The Carbohydrate-Insulin Model
Excess fat storage drives overeating:
Energy intake – Energy expenditure ← Energy stored (body fat)
The carbohydrate-insulin models proposes that the hormonal and metabolic responses to diet, not simply calorie content, cause the body to store excess fat. After consumption of a high-glycemic load meal with lots of fast-digesting carbohydrates (e.g., processed grains, potato products, refined sugar), insulin levels rise excessively, and glucagon is suppressed. This anabolic hormonal response directs too many incoming calories from the meal into fat tissue, leaving fewer available for the rest of the body. Consequently, hunger increases, and we tend to eat more. If we try to ignore hunger and restrict calories, then metabolism slows down, producing a positive energy balance either way.
Thus, the model attributes the rapid increase in BMI across the population in large part to the processed carbohydrates that flooded the food supply during the low-fat diet era (although other dietary and environmental factors can also affect fat storage through related mechanisms).

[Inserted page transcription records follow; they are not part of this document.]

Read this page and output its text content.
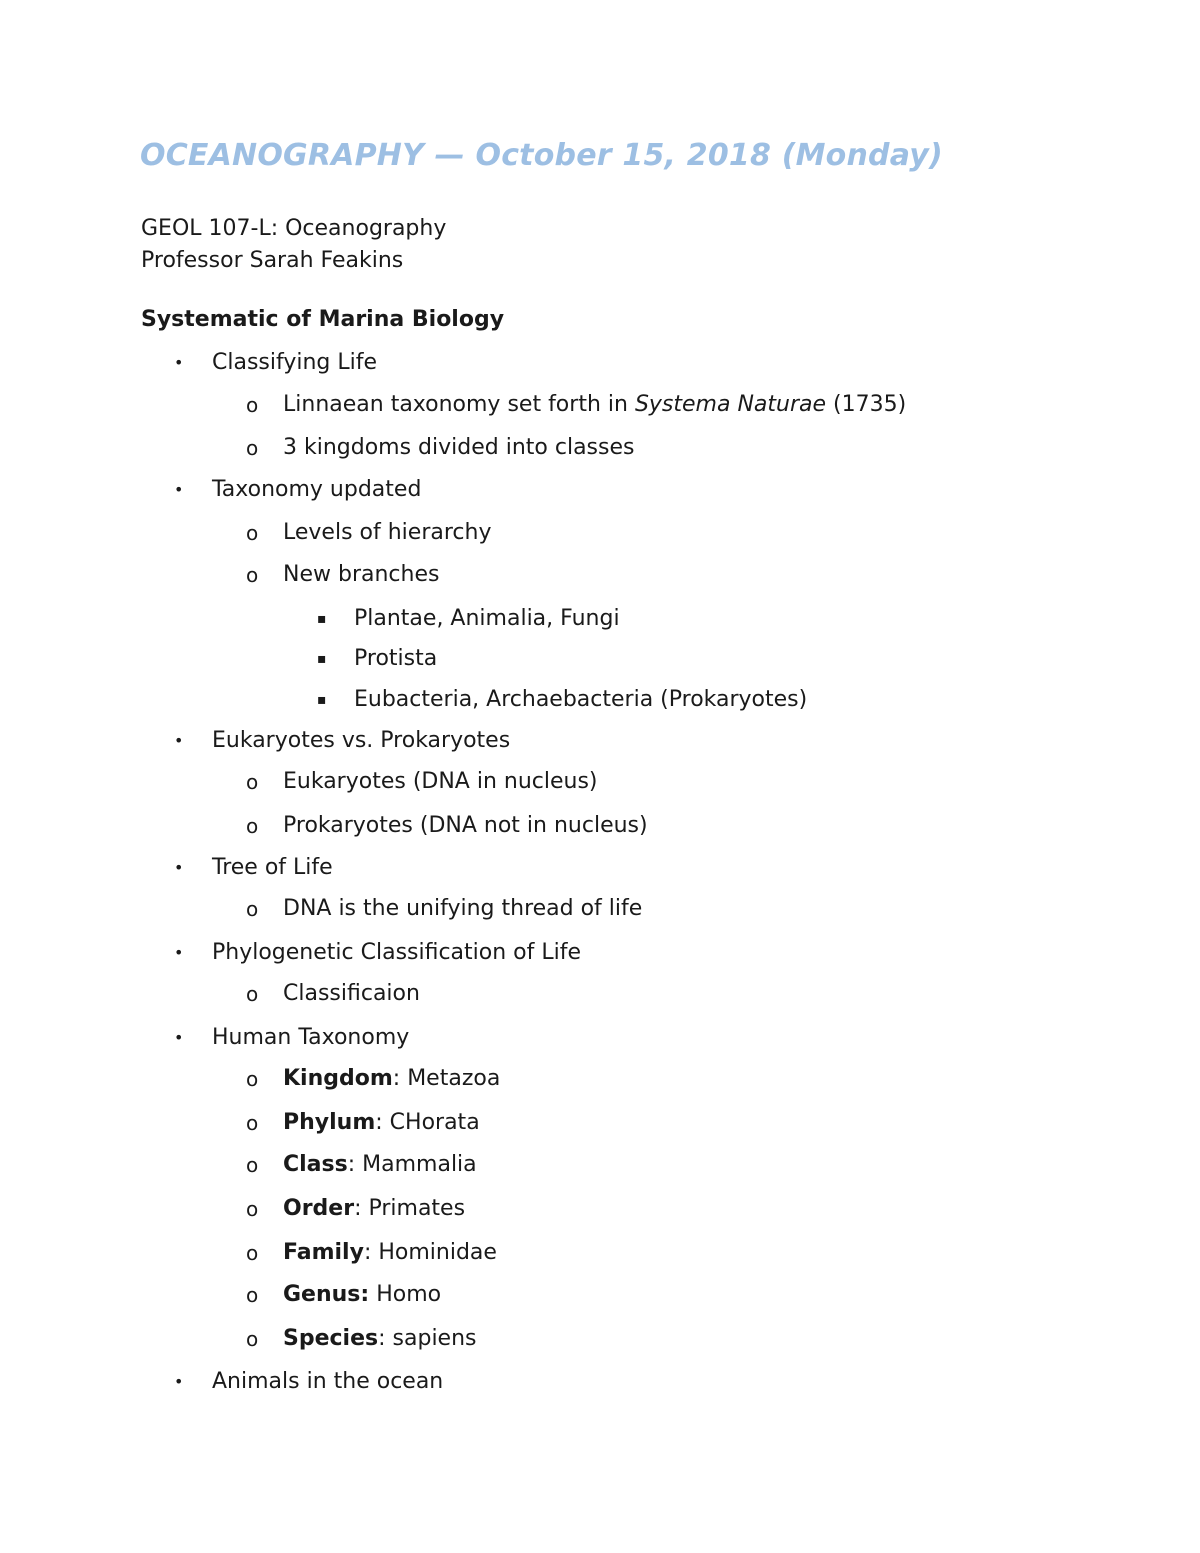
OCEANOGRAPHY — October 15, 2018 (Monday)
GEOL 107-L: Oceanography
Professor Sarah Feakins
Systematic of Marina Biology
• Classifying Life
o Linnaean taxonomy set forth in Systema Naturae (1735)
o 3 kingdoms divided into classes
• Taxonomy updated
o Levels of hierarchy
o New branches
▪ Plantae, Animalia, Fungi
▪ Protista
▪ Eubacteria, Archaebacteria (Prokaryotes)
• Eukaryotes vs. Prokaryotes
o Eukaryotes (DNA in nucleus)
o Prokaryotes (DNA not in nucleus)
• Tree of Life
o DNA is the unifying thread of life
• Phylogenetic Classification of Life
o Classificaion
• Human Taxonomy
o Kingdom: Metazoa
o Phylum: CHorata
o Class: Mammalia
o Order: Primates
o Family: Hominidae
o Genus: Homo
o Species: sapiens
• Animals in the ocean
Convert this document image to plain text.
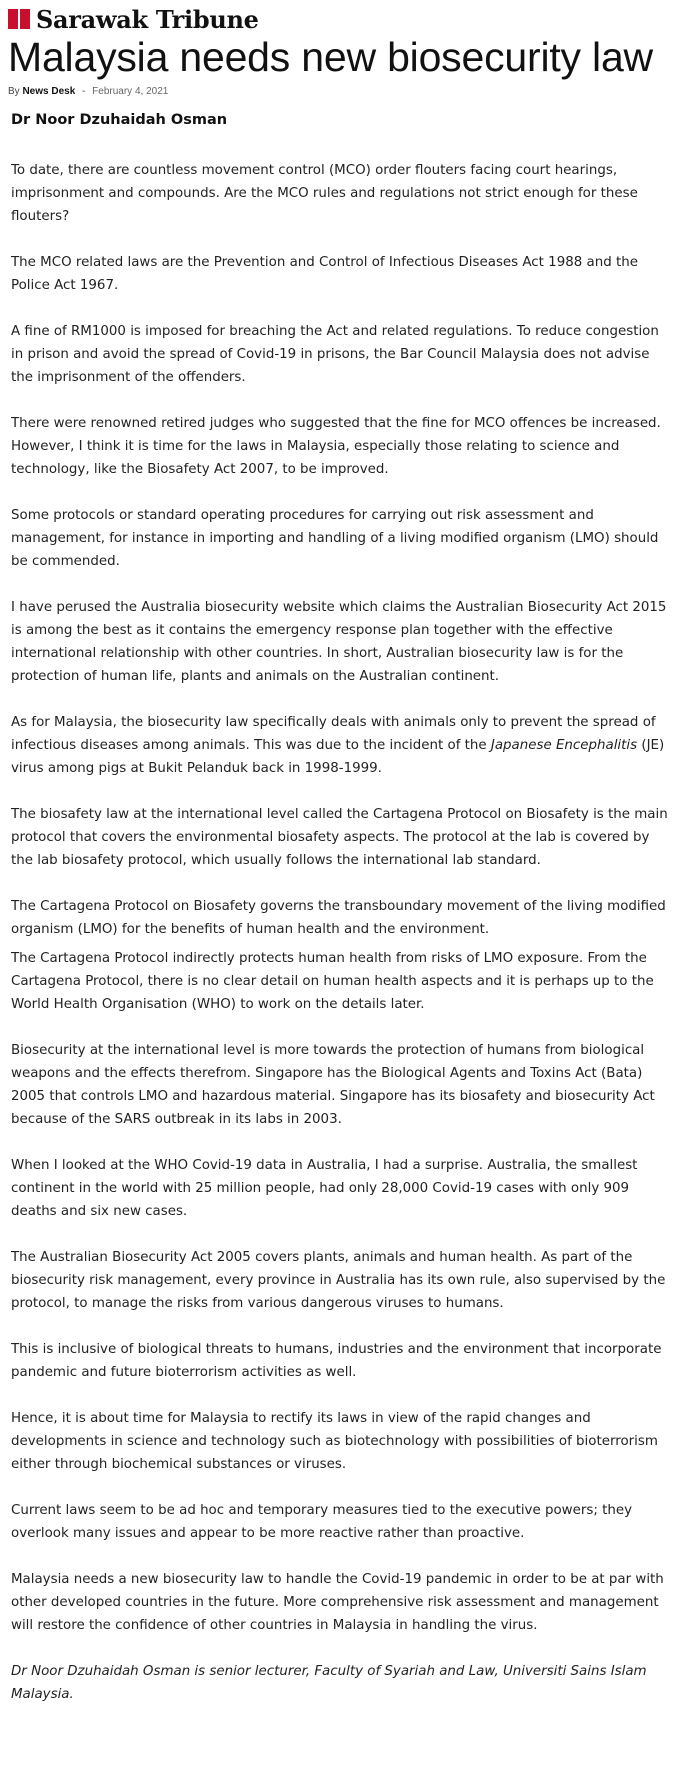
Sarawak Tribune
Malaysia needs new biosecurity law
By News Desk - February 4, 2021

Dr Noor Dzuhaidah Osman

To date, there are countless movement control (MCO) order flouters facing court hearings, imprisonment and compounds. Are the MCO rules and regulations not strict enough for these flouters?

The MCO related laws are the Prevention and Control of Infectious Diseases Act 1988 and the Police Act 1967.

A fine of RM1000 is imposed for breaching the Act and related regulations. To reduce congestion in prison and avoid the spread of Covid-19 in prisons, the Bar Council Malaysia does not advise the imprisonment of the offenders.

There were renowned retired judges who suggested that the fine for MCO offences be increased. However, I think it is time for the laws in Malaysia, especially those relating to science and technology, like the Biosafety Act 2007, to be improved.

Some protocols or standard operating procedures for carrying out risk assessment and management, for instance in importing and handling of a living modified organism (LMO) should be commended.

I have perused the Australia biosecurity website which claims the Australian Biosecurity Act 2015 is among the best as it contains the emergency response plan together with the effective international relationship with other countries. In short, Australian biosecurity law is for the protection of human life, plants and animals on the Australian continent.

As for Malaysia, the biosecurity law specifically deals with animals only to prevent the spread of infectious diseases among animals. This was due to the incident of the Japanese Encephalitis (JE) virus among pigs at Bukit Pelanduk back in 1998-1999.

The biosafety law at the international level called the Cartagena Protocol on Biosafety is the main protocol that covers the environmental biosafety aspects. The protocol at the lab is covered by the lab biosafety protocol, which usually follows the international lab standard.

The Cartagena Protocol on Biosafety governs the transboundary movement of the living modified organism (LMO) for the benefits of human health and the environment.

The Cartagena Protocol indirectly protects human health from risks of LMO exposure. From the Cartagena Protocol, there is no clear detail on human health aspects and it is perhaps up to the World Health Organisation (WHO) to work on the details later.

Biosecurity at the international level is more towards the protection of humans from biological weapons and the effects therefrom. Singapore has the Biological Agents and Toxins Act (Bata) 2005 that controls LMO and hazardous material. Singapore has its biosafety and biosecurity Act because of the SARS outbreak in its labs in 2003.

When I looked at the WHO Covid-19 data in Australia, I had a surprise. Australia, the smallest continent in the world with 25 million people, had only 28,000 Covid-19 cases with only 909 deaths and six new cases.

The Australian Biosecurity Act 2005 covers plants, animals and human health. As part of the biosecurity risk management, every province in Australia has its own rule, also supervised by the protocol, to manage the risks from various dangerous viruses to humans.

This is inclusive of biological threats to humans, industries and the environment that incorporate pandemic and future bioterrorism activities as well.

Hence, it is about time for Malaysia to rectify its laws in view of the rapid changes and developments in science and technology such as biotechnology with possibilities of bioterrorism either through biochemical substances or viruses.

Current laws seem to be ad hoc and temporary measures tied to the executive powers; they overlook many issues and appear to be more reactive rather than proactive.

Malaysia needs a new biosecurity law to handle the Covid-19 pandemic in order to be at par with other developed countries in the future. More comprehensive risk assessment and management will restore the confidence of other countries in Malaysia in handling the virus.

Dr Noor Dzuhaidah Osman is senior lecturer, Faculty of Syariah and Law, Universiti Sains Islam Malaysia.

This reversal in causal direction, although provocative regarding obesity, seems intuitively obvious in other physiological states. Does the increased hunger and food intake of an adolescent cause his growth spurt? Or does the growth spurt, with deposition of calories into new body tissue, cause the adolescent to become hungrier and eat more? Clearly the latter.
Although not commonly appreciated, the carbohydrate-insulin model is supported by extensive evidence, from bench research through clinical trials, dating back almost a century. In a new paper in The American Journal of Clinical Nutrition, my coauthors and I summarize the evidence and present a full formulation of this model.
If this model is substantially correct, then calorie restriction amounts to symptomatic treatment, destined to fail for most people because it disregards the underlying predisposition to excess fat storage. Instead, a focus on what you eat, rather than how much, would be more effective over the long term.
Toward a Consolidated View
Energy intake – Energy expenditure ⇄ Energy stored (body fat)
There is a fourth possibility, in which causal pathways operate in both directions, perhaps to synergistic effect. As one example, a hardwired preference for sweetness may cause people to overeat sugary foods. And high intakes of sugar might then augment fat storage through metabolic actions, leading to a vicious cycle.
Whether one causal view or the other is correct or the truth lies in the middle, development of more effective dietary treatment requires that we reconceptualize the physics of energy balance with a biological perspective.
David S. Ludwig, MD, PhD, is co-director of the New Balance Foundation Obesity Prevention Center at Boston Children’s Hospital. He holds the rank of Professor of Pediatrics at Harvard Medical School and Professor of Nutrition at Harvard TH Chan School of Public Health.
Disclosures – Ludwig received royalties for books that recommend a carbohydrate-modified diet; his spouse owns a nutrition education and consulting business.